Bientôt maint Farfadet remplit leur cerveau creux;
Marquis, Ducs, sont suivis de leur train fastueux;
Tandis qu'après les mots d'ORDRE, RUBAN, COURONNE,
Sur leur tympan flatté VOTRE GRACE résonne.
Par lui le Sexe au vice, en naissant, est conduit,
De la Coquette enfant l'oeil au manège instruit:
Il veut, qu'à point nommé son jeune front rougisse,
Et qu'au-devant d'un BEAU son petit coeur bondisse.

"Souvent, lorsque l'on taxe une femme d'erreur,
Dans ce Dédale obscur un Sylphe est conducteur.
Sans crainte elle parcourt l'étourdissante lice;
Un caprice nouveau chasse l'ancien caprice.
Au charme des présents Eglé cède;...un rival
En balance à propos les effets par un bal.
Florio parle, et déjà le coeur bat à Glycère,
Quand Damon, par bonheur, prend sa main et la serre!
C'est ainsi que leurs coeurs, ces mobiles joujous,
Pour mieux suir le danger s'ouvrent à tous les goûts.
A vingt Beaux, tour à tour, telle s;'offre une glace;
Un Blondin y brillait, un Plumet le remplace.
D'inconstance aux mortels ces goûts semblent l'effet:
Aveugles obstinés! les Sylphes ont tout fait!

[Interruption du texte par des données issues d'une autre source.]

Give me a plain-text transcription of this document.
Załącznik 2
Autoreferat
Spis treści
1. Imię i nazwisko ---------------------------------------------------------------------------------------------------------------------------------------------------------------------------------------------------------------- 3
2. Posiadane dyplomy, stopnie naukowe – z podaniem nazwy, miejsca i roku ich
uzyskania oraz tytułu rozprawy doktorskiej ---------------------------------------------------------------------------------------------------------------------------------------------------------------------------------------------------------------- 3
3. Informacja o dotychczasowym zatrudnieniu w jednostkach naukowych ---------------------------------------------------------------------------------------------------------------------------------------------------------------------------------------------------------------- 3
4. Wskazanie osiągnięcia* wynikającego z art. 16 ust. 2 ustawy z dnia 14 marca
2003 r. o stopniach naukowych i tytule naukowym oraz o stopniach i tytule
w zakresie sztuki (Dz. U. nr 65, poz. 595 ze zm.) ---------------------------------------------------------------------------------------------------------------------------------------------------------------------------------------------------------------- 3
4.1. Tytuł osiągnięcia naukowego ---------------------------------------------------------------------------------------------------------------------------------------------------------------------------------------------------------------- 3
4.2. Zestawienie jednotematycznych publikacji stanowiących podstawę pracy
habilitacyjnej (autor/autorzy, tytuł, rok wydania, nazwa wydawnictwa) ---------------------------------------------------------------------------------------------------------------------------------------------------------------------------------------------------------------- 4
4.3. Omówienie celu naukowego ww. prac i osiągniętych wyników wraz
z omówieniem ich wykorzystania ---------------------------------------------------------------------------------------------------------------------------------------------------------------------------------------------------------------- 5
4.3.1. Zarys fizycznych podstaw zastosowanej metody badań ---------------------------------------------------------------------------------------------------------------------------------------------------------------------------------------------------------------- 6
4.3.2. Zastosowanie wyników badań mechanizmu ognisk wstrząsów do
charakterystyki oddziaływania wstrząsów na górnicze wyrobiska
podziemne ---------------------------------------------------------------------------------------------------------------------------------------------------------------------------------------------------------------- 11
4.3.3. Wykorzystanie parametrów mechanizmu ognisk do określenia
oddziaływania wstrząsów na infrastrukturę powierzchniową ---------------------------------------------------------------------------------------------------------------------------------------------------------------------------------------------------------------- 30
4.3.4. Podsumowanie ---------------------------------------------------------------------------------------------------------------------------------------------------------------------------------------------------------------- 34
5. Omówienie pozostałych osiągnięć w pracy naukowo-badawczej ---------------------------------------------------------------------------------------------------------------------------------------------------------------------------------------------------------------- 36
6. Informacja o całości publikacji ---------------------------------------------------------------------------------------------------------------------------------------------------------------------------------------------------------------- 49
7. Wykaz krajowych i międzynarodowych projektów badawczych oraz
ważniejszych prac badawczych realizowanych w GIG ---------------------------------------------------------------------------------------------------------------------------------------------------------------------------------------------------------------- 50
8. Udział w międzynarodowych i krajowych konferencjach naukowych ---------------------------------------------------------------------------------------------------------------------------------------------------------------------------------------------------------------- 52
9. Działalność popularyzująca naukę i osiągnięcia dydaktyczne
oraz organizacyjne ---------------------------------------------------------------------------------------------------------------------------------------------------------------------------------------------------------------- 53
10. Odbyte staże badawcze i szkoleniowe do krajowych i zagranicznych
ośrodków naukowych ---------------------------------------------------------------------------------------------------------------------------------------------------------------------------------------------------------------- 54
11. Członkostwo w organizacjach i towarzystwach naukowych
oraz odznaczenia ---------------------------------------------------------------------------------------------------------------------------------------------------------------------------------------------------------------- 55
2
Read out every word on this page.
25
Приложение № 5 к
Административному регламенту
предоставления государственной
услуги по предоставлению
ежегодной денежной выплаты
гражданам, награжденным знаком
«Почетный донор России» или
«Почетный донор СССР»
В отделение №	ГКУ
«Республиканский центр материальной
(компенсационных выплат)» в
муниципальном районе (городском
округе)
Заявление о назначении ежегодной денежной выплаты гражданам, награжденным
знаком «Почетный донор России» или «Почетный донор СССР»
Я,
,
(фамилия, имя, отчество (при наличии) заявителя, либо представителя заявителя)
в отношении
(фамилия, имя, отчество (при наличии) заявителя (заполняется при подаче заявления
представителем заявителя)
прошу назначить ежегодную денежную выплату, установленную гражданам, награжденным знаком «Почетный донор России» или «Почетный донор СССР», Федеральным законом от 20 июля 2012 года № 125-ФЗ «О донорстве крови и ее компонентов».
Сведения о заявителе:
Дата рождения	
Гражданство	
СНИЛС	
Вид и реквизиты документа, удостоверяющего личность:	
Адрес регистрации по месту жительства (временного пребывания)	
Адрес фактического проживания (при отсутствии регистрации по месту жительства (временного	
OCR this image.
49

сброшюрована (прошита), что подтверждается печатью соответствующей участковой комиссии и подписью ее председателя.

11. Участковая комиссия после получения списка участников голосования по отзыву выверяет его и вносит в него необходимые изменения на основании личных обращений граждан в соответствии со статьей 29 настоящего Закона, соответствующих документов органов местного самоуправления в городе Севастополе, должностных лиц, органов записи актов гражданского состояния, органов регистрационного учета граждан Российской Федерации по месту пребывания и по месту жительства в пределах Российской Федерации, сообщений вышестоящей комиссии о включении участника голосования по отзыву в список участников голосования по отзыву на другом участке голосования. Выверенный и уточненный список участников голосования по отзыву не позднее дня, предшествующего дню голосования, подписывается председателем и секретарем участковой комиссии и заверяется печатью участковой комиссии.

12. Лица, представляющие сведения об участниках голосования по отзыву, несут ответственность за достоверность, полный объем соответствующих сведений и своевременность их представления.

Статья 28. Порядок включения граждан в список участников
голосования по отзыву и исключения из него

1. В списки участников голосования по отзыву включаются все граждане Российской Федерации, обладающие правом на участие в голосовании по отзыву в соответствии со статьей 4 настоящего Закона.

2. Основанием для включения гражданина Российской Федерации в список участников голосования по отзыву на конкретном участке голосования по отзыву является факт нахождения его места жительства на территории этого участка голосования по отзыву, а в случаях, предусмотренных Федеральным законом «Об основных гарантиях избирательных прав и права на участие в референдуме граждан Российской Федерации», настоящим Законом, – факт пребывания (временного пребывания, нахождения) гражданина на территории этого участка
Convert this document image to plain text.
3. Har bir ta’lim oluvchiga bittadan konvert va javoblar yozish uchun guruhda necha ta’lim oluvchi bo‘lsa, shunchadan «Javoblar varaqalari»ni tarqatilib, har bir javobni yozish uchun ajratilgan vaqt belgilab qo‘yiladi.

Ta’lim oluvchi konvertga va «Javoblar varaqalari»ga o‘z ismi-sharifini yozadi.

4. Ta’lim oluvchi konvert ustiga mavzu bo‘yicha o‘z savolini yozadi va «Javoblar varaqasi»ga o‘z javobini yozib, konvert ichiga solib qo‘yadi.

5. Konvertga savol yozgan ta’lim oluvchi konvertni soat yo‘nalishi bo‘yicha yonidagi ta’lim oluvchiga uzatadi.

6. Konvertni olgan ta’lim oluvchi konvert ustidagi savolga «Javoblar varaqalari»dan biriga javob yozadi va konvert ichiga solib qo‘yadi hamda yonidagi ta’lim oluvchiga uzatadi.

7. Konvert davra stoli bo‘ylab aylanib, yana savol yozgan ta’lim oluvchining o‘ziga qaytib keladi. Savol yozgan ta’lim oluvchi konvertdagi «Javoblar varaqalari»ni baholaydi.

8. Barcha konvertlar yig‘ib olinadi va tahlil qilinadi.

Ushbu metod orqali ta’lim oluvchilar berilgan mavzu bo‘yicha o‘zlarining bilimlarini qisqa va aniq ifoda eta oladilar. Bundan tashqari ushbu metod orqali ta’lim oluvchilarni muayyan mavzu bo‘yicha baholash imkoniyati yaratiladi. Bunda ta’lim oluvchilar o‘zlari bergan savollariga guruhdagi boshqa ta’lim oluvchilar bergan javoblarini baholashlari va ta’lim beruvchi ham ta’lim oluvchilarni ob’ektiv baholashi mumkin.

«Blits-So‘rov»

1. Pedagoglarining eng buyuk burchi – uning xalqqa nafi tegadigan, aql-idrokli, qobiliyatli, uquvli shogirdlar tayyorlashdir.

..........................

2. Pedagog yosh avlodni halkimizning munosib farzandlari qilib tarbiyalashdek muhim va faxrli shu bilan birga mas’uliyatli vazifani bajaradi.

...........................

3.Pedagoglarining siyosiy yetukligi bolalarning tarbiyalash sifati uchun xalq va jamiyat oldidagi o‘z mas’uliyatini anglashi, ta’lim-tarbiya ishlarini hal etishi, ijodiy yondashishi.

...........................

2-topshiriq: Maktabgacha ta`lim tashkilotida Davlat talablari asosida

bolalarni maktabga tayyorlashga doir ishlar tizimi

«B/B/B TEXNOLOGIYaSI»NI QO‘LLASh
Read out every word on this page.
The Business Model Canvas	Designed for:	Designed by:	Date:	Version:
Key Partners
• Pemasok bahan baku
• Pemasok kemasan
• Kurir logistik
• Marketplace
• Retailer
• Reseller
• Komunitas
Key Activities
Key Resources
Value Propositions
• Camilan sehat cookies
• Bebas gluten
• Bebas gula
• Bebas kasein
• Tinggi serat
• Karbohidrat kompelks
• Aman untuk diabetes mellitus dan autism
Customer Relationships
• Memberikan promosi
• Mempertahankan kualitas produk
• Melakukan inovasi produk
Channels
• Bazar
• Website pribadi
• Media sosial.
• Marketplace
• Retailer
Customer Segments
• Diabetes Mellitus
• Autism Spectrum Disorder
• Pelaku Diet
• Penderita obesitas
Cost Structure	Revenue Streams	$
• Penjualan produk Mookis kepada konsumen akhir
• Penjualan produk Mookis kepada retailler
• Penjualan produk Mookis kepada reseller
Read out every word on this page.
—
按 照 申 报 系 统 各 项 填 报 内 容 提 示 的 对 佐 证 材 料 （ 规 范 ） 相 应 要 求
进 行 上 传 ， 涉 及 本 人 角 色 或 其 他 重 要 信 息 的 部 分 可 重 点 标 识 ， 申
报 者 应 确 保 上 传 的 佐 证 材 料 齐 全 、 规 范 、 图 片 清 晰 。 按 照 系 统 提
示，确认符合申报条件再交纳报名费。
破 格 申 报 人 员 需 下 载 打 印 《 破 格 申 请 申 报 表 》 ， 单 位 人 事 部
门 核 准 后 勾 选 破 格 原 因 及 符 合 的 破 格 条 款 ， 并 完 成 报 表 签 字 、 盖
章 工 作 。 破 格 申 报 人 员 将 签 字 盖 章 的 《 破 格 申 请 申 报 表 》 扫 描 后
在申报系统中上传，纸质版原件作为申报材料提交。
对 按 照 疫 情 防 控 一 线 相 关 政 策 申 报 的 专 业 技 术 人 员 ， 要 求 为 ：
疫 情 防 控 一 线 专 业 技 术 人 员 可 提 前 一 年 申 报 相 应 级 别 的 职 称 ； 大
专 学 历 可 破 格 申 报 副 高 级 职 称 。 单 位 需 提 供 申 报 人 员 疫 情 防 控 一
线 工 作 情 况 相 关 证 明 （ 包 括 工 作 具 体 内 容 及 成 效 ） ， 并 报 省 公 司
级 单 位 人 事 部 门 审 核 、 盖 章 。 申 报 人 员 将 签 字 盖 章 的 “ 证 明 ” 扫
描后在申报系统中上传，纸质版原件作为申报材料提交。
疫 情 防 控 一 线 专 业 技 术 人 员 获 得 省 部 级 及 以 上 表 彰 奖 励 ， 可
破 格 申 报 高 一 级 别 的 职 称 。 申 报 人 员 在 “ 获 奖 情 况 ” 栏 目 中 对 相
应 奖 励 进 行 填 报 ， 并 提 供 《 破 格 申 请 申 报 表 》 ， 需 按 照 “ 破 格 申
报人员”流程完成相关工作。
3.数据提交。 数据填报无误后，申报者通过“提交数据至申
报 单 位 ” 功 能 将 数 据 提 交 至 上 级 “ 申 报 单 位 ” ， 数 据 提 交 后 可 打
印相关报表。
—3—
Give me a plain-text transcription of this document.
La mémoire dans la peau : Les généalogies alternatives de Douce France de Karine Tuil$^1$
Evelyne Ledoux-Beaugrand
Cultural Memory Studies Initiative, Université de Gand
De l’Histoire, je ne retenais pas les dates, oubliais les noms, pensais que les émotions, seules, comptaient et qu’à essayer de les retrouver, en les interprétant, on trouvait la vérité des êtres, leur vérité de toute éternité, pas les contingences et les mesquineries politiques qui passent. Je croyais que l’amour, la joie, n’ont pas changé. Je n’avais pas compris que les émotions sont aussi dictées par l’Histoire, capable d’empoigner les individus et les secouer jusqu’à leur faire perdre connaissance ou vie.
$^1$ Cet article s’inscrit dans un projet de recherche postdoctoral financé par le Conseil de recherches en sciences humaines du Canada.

"ARIEL est l'un d'eux; c'est ainsi qu'on m'appelle,
Et je suis de tes jours le protecteur fidelle.
Hier même, des airs traversant le crystal,
J'ai lu sur ta planète, en son miroir fatal,
Qu'un noir complot, hélas! se trame, et te menace
Avant que le soleil à la nuit ait fait place:
Mais le Ciel tait le lieu, l'heure, les ennemis.
Ma fille! garde-toi; d'un Sylphe suis l'avis;
C'est le dernier secours qui soit en ma puissance:
Crains tout; mais crains sur-tout l'homme et sa mal-faisance!"

Il dit; de sa maîtresse accusant le sommeil,
Trim saute, et de sa langue, il hâte son réveil.
Pour la première fois, si ma Muse en est crue,
Un billet-doux, BELINDE, alors frappa ta vue.
Mais à peine tu lis, ARDEUR, BLESSURE, ATTRAIT,
Soudain de ton cerveau le songe disparait.

De vases précieux dévotement parée,
La toilette sans voile est déjà préparée.
D'abord, la Nymphe en blanc, d'un front respectueux,
Bénit du Dieu du teint le pouvoir onctueux.
Le miroir offre ensuite une céleste Image,
Qui de BELINDE attire et les yeux et l'hommage.
La Sous-Prêtresse tremble auprès de ses autels,
En ouvrant de l'orgueil les Rites solemnels.
D'innombrables trésors le Sanctuaire abonde,
Et là viennent s'unir tous les tributs du Monde.
Chaque vase fournit à son goût délicat,
Et l'Idole à ses soins doit un nouvel éclat.
Là, Golconde a versé ses pierres transparentes,
Aden exhale ici ses vapeurs odorantes.
A l'écaille, plus loin, l'ivoire réuni,
Ou tachetés ou blancs, set en peignes poli.
Aux Mouches, Billet-doux, Bible, Houpes, Essence,
Des Epingles se joint la brillante ordonnance.
Superbe, la Déesse a saisi tous ses traits,
De moment en moment sent croître ses attraits,
Ajoute à leur pouvoir les charmes du sourire,
Rassemble tous les dons, soutiens de son empire,
D'un plus pur incarnat voit son teint s'animer,
Et de plus vifs éclairs son oeil brillant s'armer.
Les SYLPHES à l'envi parent leur Bien-aimée;
L'un forme des cheveux la tresse parfumée,
L'autre plisse un mouchoir, ceux-ci des Falbalas;
Et dans LISE on admire un art qu'elle n'a pas.